Fingers crossed this job will continue working. By the way, is it easy to restart a Funannotate job or is the entire pipeline required to be rerun? Ex. Diamond and Genemark finish, but the plug gets pulled on PASA...

When I was at UNH we didn't have to specify RAM, but at NAU we do. Most of the cores here are 24 cpus with 128 GB RAM, though there are a mix of 28/250, 32/500, and then a pile of GPU units. I wish I understood how to make things work with GPUs...
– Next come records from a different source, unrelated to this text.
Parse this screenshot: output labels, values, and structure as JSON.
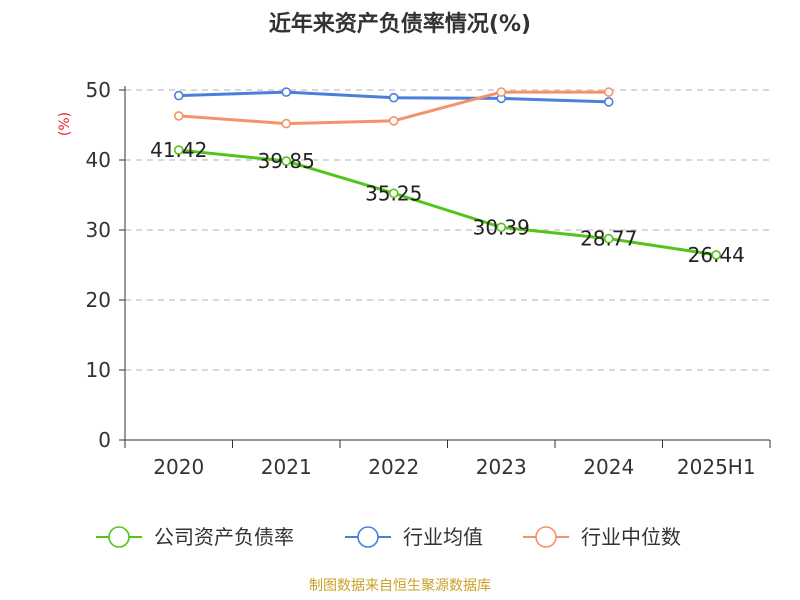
{
  "chart_data": {
    "type": "line",
    "title": "近年来资产负债率情况(%)",
    "ylabel": "(%)",
    "xlabel": "",
    "categories": [
      "2020",
      "2021",
      "2022",
      "2023",
      "2024",
      "2025H1"
    ],
    "ylim": [
      0,
      50
    ],
    "yticks": [
      0,
      10,
      20,
      30,
      40,
      50
    ],
    "grid": true,
    "legend_position": "bottom",
    "series": [
      {
        "name": "公司资产负债率",
        "color": "#52c41a",
        "values": [
          41.42,
          39.85,
          35.25,
          30.39,
          28.77,
          26.44
        ],
        "labels": [
          "41.42",
          "39.85",
          "35.25",
          "30.39",
          "28.77",
          "26.44"
        ]
      },
      {
        "name": "行业均值",
        "color": "#4a7fdc",
        "values": [
          49.2,
          49.7,
          48.9,
          48.8,
          48.3,
          null
        ]
      },
      {
        "name": "行业中位数",
        "color": "#f4926a",
        "values": [
          46.3,
          45.2,
          45.6,
          49.7,
          49.7,
          null
        ]
      }
    ]
  },
  "source": "制图数据来自恒生聚源数据库"
}
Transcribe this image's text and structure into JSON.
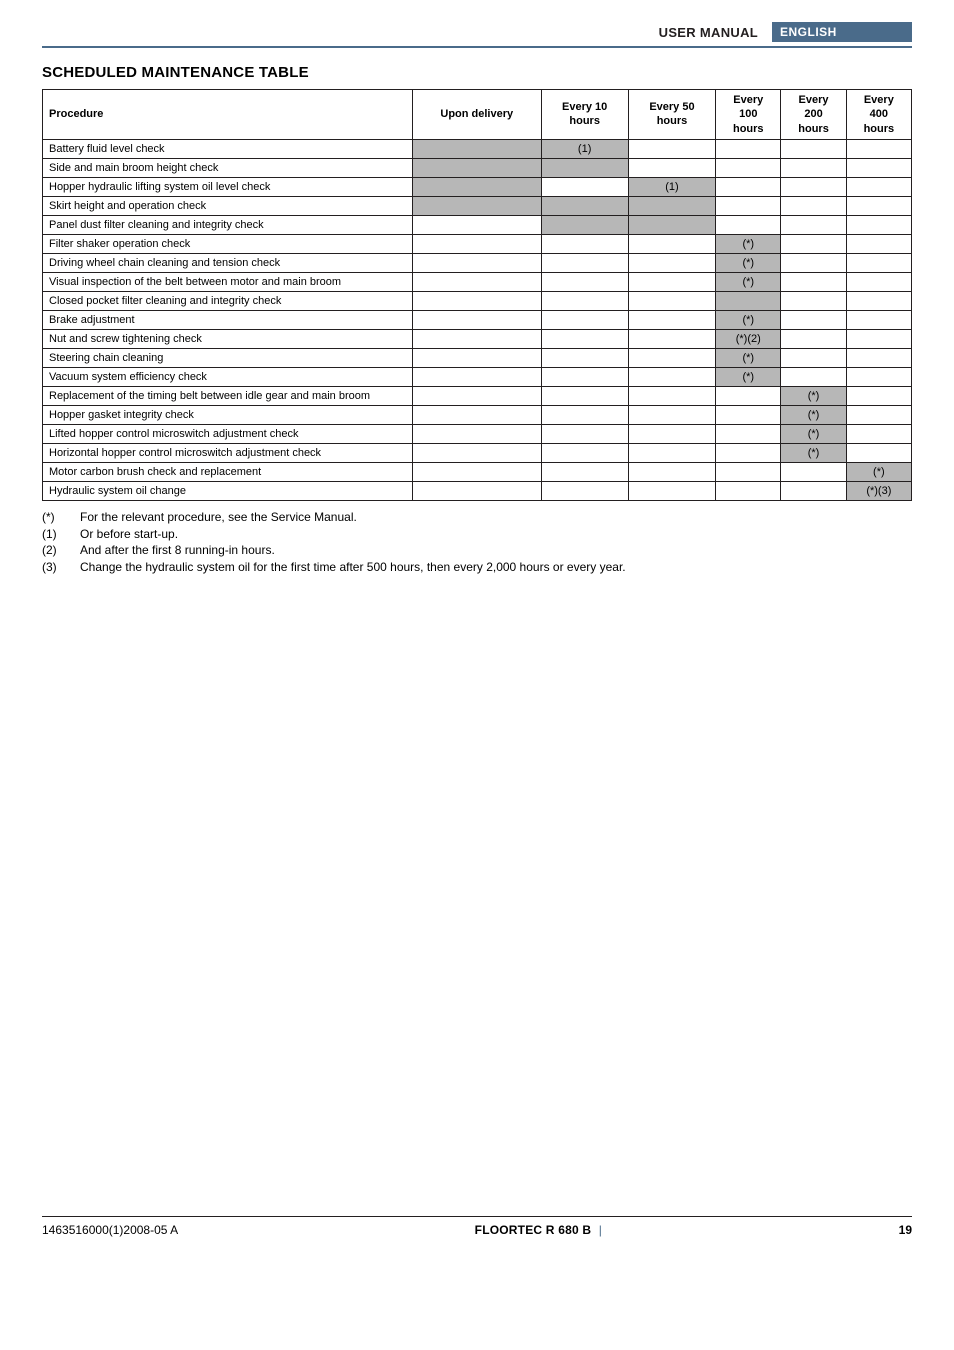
{
  "header": {
    "user_manual": "USER MANUAL",
    "language": "ENGLISH"
  },
  "section_title": "SCHEDULED MAINTENANCE TABLE",
  "table": {
    "headers": {
      "procedure": "Procedure",
      "col1": "Upon delivery",
      "col2_l1": "Every 10",
      "col2_l2": "hours",
      "col3_l1": "Every 50",
      "col3_l2": "hours",
      "col4_l1": "Every",
      "col4_l2": "100",
      "col4_l3": "hours",
      "col5_l1": "Every",
      "col5_l2": "200",
      "col5_l3": "hours",
      "col6_l1": "Every",
      "col6_l2": "400",
      "col6_l3": "hours"
    },
    "rows": [
      {
        "proc": "Battery fluid level check",
        "c1": "",
        "c2": "(1)",
        "c3": "",
        "c4": "",
        "c5": "",
        "c6": "",
        "s1": true,
        "s2": true
      },
      {
        "proc": "Side and main broom height check",
        "c1": "",
        "c2": "",
        "c3": "",
        "c4": "",
        "c5": "",
        "c6": "",
        "s1": true,
        "s2": true
      },
      {
        "proc": "Hopper hydraulic lifting system oil level check",
        "c1": "",
        "c2": "",
        "c3": "(1)",
        "c4": "",
        "c5": "",
        "c6": "",
        "s1": true,
        "s3": true
      },
      {
        "proc": "Skirt height and operation check",
        "c1": "",
        "c2": "",
        "c3": "",
        "c4": "",
        "c5": "",
        "c6": "",
        "s1": true,
        "s2": true,
        "s3": true
      },
      {
        "proc": "Panel dust filter cleaning and integrity check",
        "c1": "",
        "c2": "",
        "c3": "",
        "c4": "",
        "c5": "",
        "c6": "",
        "s2": true,
        "s3": true
      },
      {
        "proc": "Filter shaker operation check",
        "c1": "",
        "c2": "",
        "c3": "",
        "c4": "(*)",
        "c5": "",
        "c6": "",
        "s4": true
      },
      {
        "proc": "Driving wheel chain cleaning and tension check",
        "c1": "",
        "c2": "",
        "c3": "",
        "c4": "(*)",
        "c5": "",
        "c6": "",
        "s4": true
      },
      {
        "proc": "Visual inspection of the belt between motor and main broom",
        "c1": "",
        "c2": "",
        "c3": "",
        "c4": "(*)",
        "c5": "",
        "c6": "",
        "s4": true
      },
      {
        "proc": "Closed pocket filter cleaning and integrity check",
        "c1": "",
        "c2": "",
        "c3": "",
        "c4": "",
        "c5": "",
        "c6": "",
        "s4": true
      },
      {
        "proc": "Brake adjustment",
        "c1": "",
        "c2": "",
        "c3": "",
        "c4": "(*)",
        "c5": "",
        "c6": "",
        "s4": true
      },
      {
        "proc": "Nut and screw tightening check",
        "c1": "",
        "c2": "",
        "c3": "",
        "c4": "(*)(2)",
        "c5": "",
        "c6": "",
        "s4": true
      },
      {
        "proc": "Steering chain cleaning",
        "c1": "",
        "c2": "",
        "c3": "",
        "c4": "(*)",
        "c5": "",
        "c6": "",
        "s4": true
      },
      {
        "proc": "Vacuum system efficiency check",
        "c1": "",
        "c2": "",
        "c3": "",
        "c4": "(*)",
        "c5": "",
        "c6": "",
        "s4": true
      },
      {
        "proc": "Replacement of the timing belt between idle gear and main broom",
        "c1": "",
        "c2": "",
        "c3": "",
        "c4": "",
        "c5": "(*)",
        "c6": "",
        "s5": true
      },
      {
        "proc": "Hopper gasket integrity check",
        "c1": "",
        "c2": "",
        "c3": "",
        "c4": "",
        "c5": "(*)",
        "c6": "",
        "s5": true
      },
      {
        "proc": "Lifted hopper control microswitch adjustment check",
        "c1": "",
        "c2": "",
        "c3": "",
        "c4": "",
        "c5": "(*)",
        "c6": "",
        "s5": true
      },
      {
        "proc": "Horizontal hopper control microswitch adjustment check",
        "c1": "",
        "c2": "",
        "c3": "",
        "c4": "",
        "c5": "(*)",
        "c6": "",
        "s5": true
      },
      {
        "proc": "Motor carbon brush check and replacement",
        "c1": "",
        "c2": "",
        "c3": "",
        "c4": "",
        "c5": "",
        "c6": "(*)",
        "s6": true
      },
      {
        "proc": "Hydraulic system oil change",
        "c1": "",
        "c2": "",
        "c3": "",
        "c4": "",
        "c5": "",
        "c6": "(*)(3)",
        "s6": true
      }
    ]
  },
  "notes": [
    {
      "label": "(*)",
      "text": "For the relevant procedure, see the Service Manual."
    },
    {
      "label": "(1)",
      "text": "Or before start-up."
    },
    {
      "label": "(2)",
      "text": "And after the first 8 running-in hours."
    },
    {
      "label": "(3)",
      "text": "Change the hydraulic system oil for the first time after 500 hours, then every 2,000 hours or every year."
    }
  ],
  "footer": {
    "left": "1463516000(1)2008-05 A",
    "center": "FLOORTEC R 680 B",
    "page": "19"
  }
}
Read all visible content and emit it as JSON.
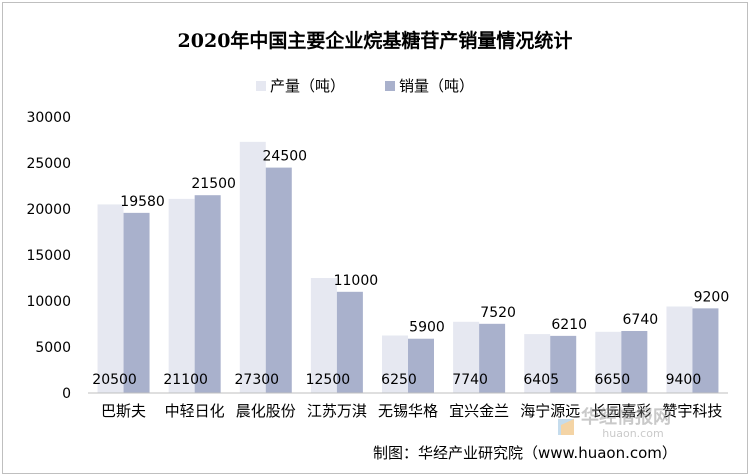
{
  "chart_data": {
    "type": "bar",
    "title": "2020年中国主要企业烷基糖苷产销量情况统计",
    "categories": [
      "巴斯夫",
      "中轻日化",
      "晨化股份",
      "江苏万淇",
      "无锡华格",
      "宜兴金兰",
      "海宁源远",
      "长园嘉彩",
      "赞宇科技"
    ],
    "series": [
      {
        "name": "产量（吨）",
        "values": [
          20500,
          21100,
          27300,
          12500,
          6250,
          7740,
          6405,
          6650,
          9400
        ],
        "color": "#e6e8f1",
        "label_position": "inside-bottom"
      },
      {
        "name": "销量（吨）",
        "values": [
          19580,
          21500,
          24500,
          11000,
          5900,
          7520,
          6210,
          6740,
          9200
        ],
        "color": "#a9b1cc",
        "label_position": "above"
      }
    ],
    "ylim": [
      0,
      30000
    ],
    "yticks": [
      0,
      5000,
      10000,
      15000,
      20000,
      25000,
      30000
    ],
    "legend_position": "top",
    "grid": false,
    "source": "制图：华经产业研究院（www.huaon.com）",
    "watermark": {
      "text": "华经情报网",
      "subtext": "huaon.com"
    }
  }
}
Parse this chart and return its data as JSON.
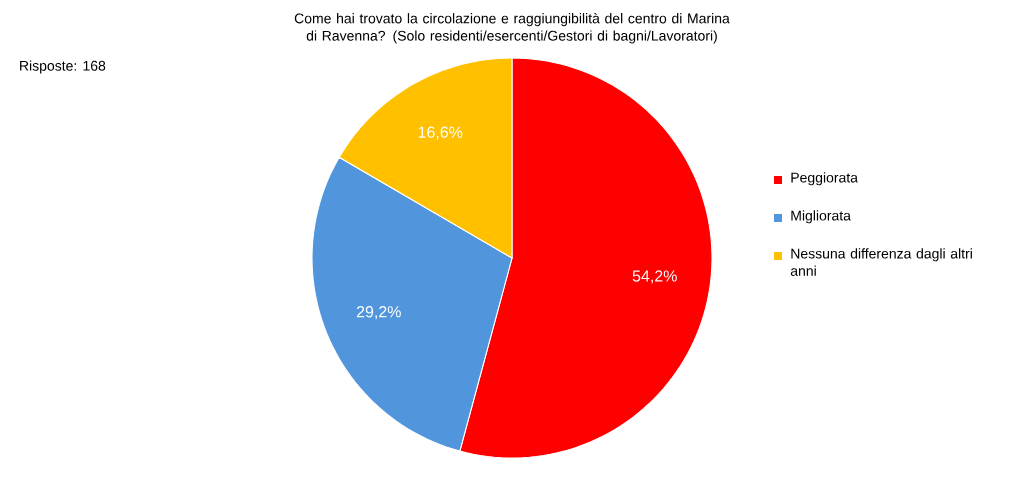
{
  "chart_data": {
    "type": "pie",
    "title": "Come hai trovato la circolazione e raggiungibilità del centro di Marina di Ravenna? (Solo residenti/esercenti/Gestori di bagni/Lavoratori)",
    "annotations": [
      "Risposte: 168"
    ],
    "categories": [
      "Peggiorata",
      "Migliorata",
      "Nessuna differenza dagli altri anni"
    ],
    "values": [
      54.2,
      29.2,
      16.6
    ],
    "colors": [
      "#ff0000",
      "#5196dc",
      "#ffc000"
    ],
    "value_labels": [
      "54,2%",
      "29,2%",
      "16,6%"
    ],
    "legend": "right"
  }
}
The only way I can think of having you capture CPUs and RAM is for the user to specify it up front as a parameter of funannotate train. Even then, I'm not sure what you'd do about it with Diamond. I like your solution of capping the Diamond job to no more than 8 CPUs while being able to allocate more to other parts of the pipeline; maybe other Diamond experts can chime in on how to better tweak parameters for jobs with larger numbers of memory or cpus.

Thanks

[devonorourke]

Took about a day and a half to finish the Diamond/Exonerate work, but it ran successfully using the original Conda environment software (I haven't run pip installon the new code yet):

[04/08/20 20:06:10]: Mapping 549,368 proteins to genome using diamond and exonerate
[04/08/20 20:06:10]: Diamond v0.9.21; Exonerate v2.4.0
[04/08/20 20:06:10]: diamond makedb --threads 8 --in /scratch/dro49/myluwork/annotation/fun1/funR1n/predict_misc/proteins.combined.fa --db diamond
[04/08/20 20:06:19]: diamond blastx --threads 8 -q /scratch/dro49/myluwork/annotation/fun1/funR1n/predict_misc/genome.softmasked.fa --db diamond -o diamond.matches.tab -e 1e-10 -k 0 --more-sensitive -f 6 sseqid slen sstart send qseqid qlen qstart qend pident length evalue score qcovhsp qframe
[04/08/20 21:42:22]: Found 597,903 preliminary alignments --> aligning with exonerate
[04/10/20 05:59:37]: Exonerate finished: found 14,469 alignments

Guessing that your updated code capping just the diamond blastx step will go a long way to speeding things up once I can throw more cpus at the Exonerate step.

[nextgenusfs]

Exonerate is very slow. But good news is that you only need to run it once, ie you can reuse that data either through a rerun where it will find it or you can pass it as an argument if doing a clean run in a new directory.